I can't get one part of my week out of my mind. It's a quote I heard, one that was originally written by Tolstoy in "Anna Karenina": "Happy families are all alike; every unhappy family is unhappy in its own way." Wow!

Originally, I thought I would surf during the week, but it didn't work out. I was glad I got to go today though. By the time I arrived after work, Brian had completed his lesson, Robin had already been surfing several hours and Angie was almost ready to leave. I surfed with all of them for about an hour before they all ditched me to wrap up their lives for the week. So, I had the waves almost to myself. One other surfer had arrived about 30 minutes after I had gotten there. The surfer had a kid with him. He had the kid on a longboard, while he sat beside the kid on a short board. The tattooed surfer was trying to teach the kid how to surf. He explained to me that the kid was a friend's kid. After a some small talk, he asked me what kind of music I liked. Having not been asked out in many, many years, I had forgotten the small talk and was then completely caught off guard when the guy asked me if he could get my phone number and take me to a concert. It was a wonderful invitation and ending to a sad week! His name was Bruce Wayne...just like Batman. He laughed when I said that and told me he gets that comparison alot. I wonder what it would have been like to date a superhero. My thanks to Bruce! I'm sure I'll be seeing him again at the 43rd street jetty.

Sunday, July 10, 2011

A surfing ad

Well, I've had some exciting events happen to me lately. I found out last week that I was in Glamour magazine with two of my friends and co-workers. (We had all three gone to the next to last shuttle launch at mission control and one of the ladies brought a Glamour magazine so that we could have our picture taken. She submitted the photo and it got published. We were on page 24 of the August issue.) Then, today, the August edition of the local tabloid, The Parrot, came out and I'm in an ad...a surfing ad. It's really funny, and funny-looking. It's an ad for Brian's Jetty 43 surf camp. I had no idea I was going to be in the ad. He chose two old pics (from last year and the year before) of me to put in the ad, which is really funny. Me in a surfing ad!

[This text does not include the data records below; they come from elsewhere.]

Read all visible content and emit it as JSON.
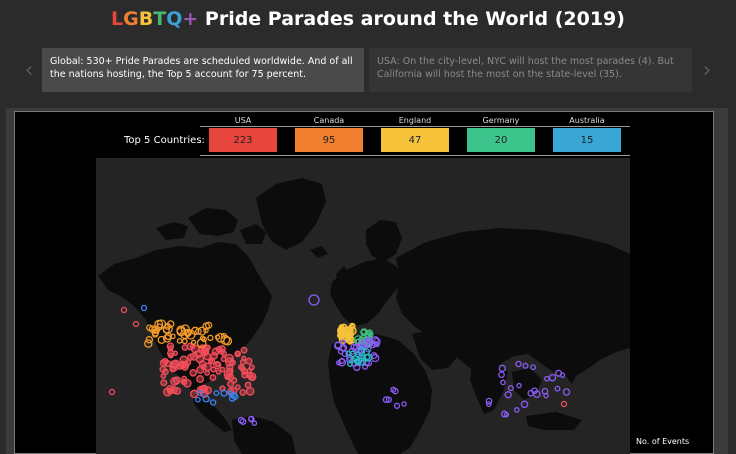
{
  "title": {
    "segments": [
      {
        "text": "L",
        "color": "#e8453c"
      },
      {
        "text": "G",
        "color": "#f07f2f"
      },
      {
        "text": "B",
        "color": "#f6c23a"
      },
      {
        "text": "T",
        "color": "#49b672"
      },
      {
        "text": "Q",
        "color": "#3aa0d6"
      },
      {
        "text": "+",
        "color": "#9b59b6"
      }
    ],
    "rest": " Pride Parades around the World (2019)"
  },
  "story": {
    "prev_icon": "chevron-left-icon",
    "next_icon": "chevron-right-icon",
    "prev_glyph": "‹",
    "next_glyph": "›",
    "points": [
      {
        "text": "Global: 530+ Pride Parades are scheduled worldwide. And of all the nations hosting, the Top 5 account for 75 percent."
      },
      {
        "text": "USA: On the city-level, NYC will host the most parades (4). But California will host the most on the state-level (35)."
      }
    ]
  },
  "top5": {
    "label": "Top 5 Countries:",
    "countries": [
      {
        "name": "USA",
        "value": "223",
        "color": "#e8453c"
      },
      {
        "name": "Canada",
        "value": "95",
        "color": "#f07f2f"
      },
      {
        "name": "England",
        "value": "47",
        "color": "#f6c23a"
      },
      {
        "name": "Germany",
        "value": "20",
        "color": "#3cc48c"
      },
      {
        "name": "Australia",
        "value": "15",
        "color": "#3aa6d6"
      }
    ]
  },
  "legend": {
    "title": "No. of Events"
  },
  "colors": {
    "usa": "#f24d5a",
    "canada": "#f39a2a",
    "england": "#f6c23a",
    "germany": "#3fbf7f",
    "other": "#8b5cf6",
    "other2": "#3b82f6",
    "teal": "#22c1c3"
  }
}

I didn't get to surf on Friday. There were no waves, and Brian didn't like bringing a SUP , which is okay for me since I was pretty tired anyway. I took the afternoon off, since I had ridden my bike to work that day and knew that I had a 5-mile run and 50+-mile ride on Saturday. I needed the rest.

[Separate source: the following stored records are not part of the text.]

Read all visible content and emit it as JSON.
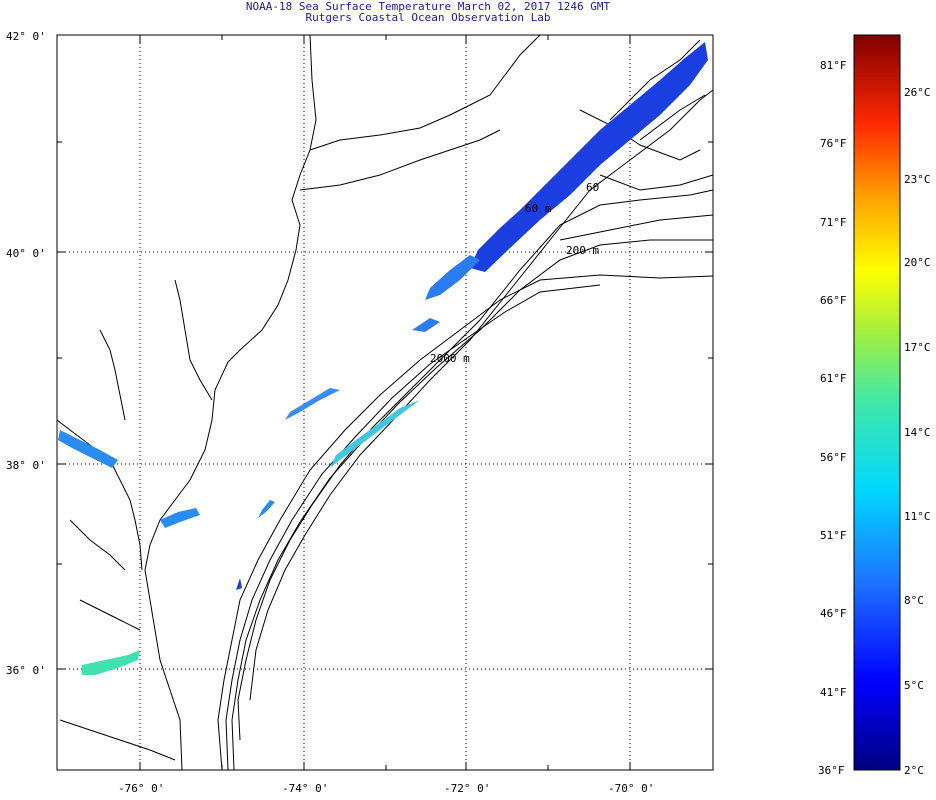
{
  "header": {
    "title_line1": "NOAA-18 Sea Surface Temperature March 02, 2017 1246 GMT",
    "title_line2": "Rutgers Coastal Ocean Observation Lab"
  },
  "map": {
    "lon_range": [
      -77,
      -69
    ],
    "lat_range": [
      35,
      42
    ],
    "lat_labels": [
      "42° 0'",
      "40° 0'",
      "38° 0'",
      "36° 0'"
    ],
    "lon_labels": [
      "-76° 0'",
      "-74° 0'",
      "-72° 0'",
      "-70° 0'"
    ],
    "contour_labels": [
      "60",
      "60 m",
      "200 m",
      "2000 m"
    ],
    "colors": {
      "sst_cold": "#1a3ee0",
      "sst_mid": "#2a8cf0",
      "sst_warm": "#40c8e0",
      "land_outline": "#000000",
      "grid": "#000000"
    }
  },
  "colorbar": {
    "fahrenheit_labels": [
      "81°F",
      "76°F",
      "71°F",
      "66°F",
      "61°F",
      "56°F",
      "51°F",
      "46°F",
      "41°F",
      "36°F"
    ],
    "celsius_labels": [
      "26°C",
      "23°C",
      "20°C",
      "17°C",
      "14°C",
      "11°C",
      "8°C",
      "5°C",
      "2°C"
    ]
  }
}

Today (Sunday), however, I did take my 9' Softop "Iris" and make a go out of the small, but clean waves that were breaking on the inside. The waves were perfect for me to practice turning. I believe, though, that I prefer a much stronger and bigger wave. I can't believe I'm saying that, but I'm learning that the stronger the wave (not necessarily bigger), the easier it is to get up. I had a number of good rides today, but I also had a wipe out, which is embarrassing when the wave is only a half-a-foot big. Nevertheless, I had fun!

Fun...it seems I'm always looking for ways to have fun. And, I do most times. I get my feelings hurt; that's for sure. But, I strive not to hurt others. I hope I'm successful, but I'm not sure I always am. And, I know that, probably, others don't try to hurt me. Lately, I've been remembering a quote that was found in the diary of Anne Frank. The quote is probably overused, but I still can't help but feel good when I think of it. I realize it is quite Pollyanna of me, but it helps me... "In spite of everything, I still think people are good at heart." For no reason, this quote popped into my head today while surfing. Actually, while out in the water, especially before the beach fills up with people and I'm out either alone or with only one or two other people, I have time to reflect on life. Today, once the beach started filling up with vacationers as well as the local beach-goers, I looked around as I surfed, and I know that what Anne Frank said is true. People are good.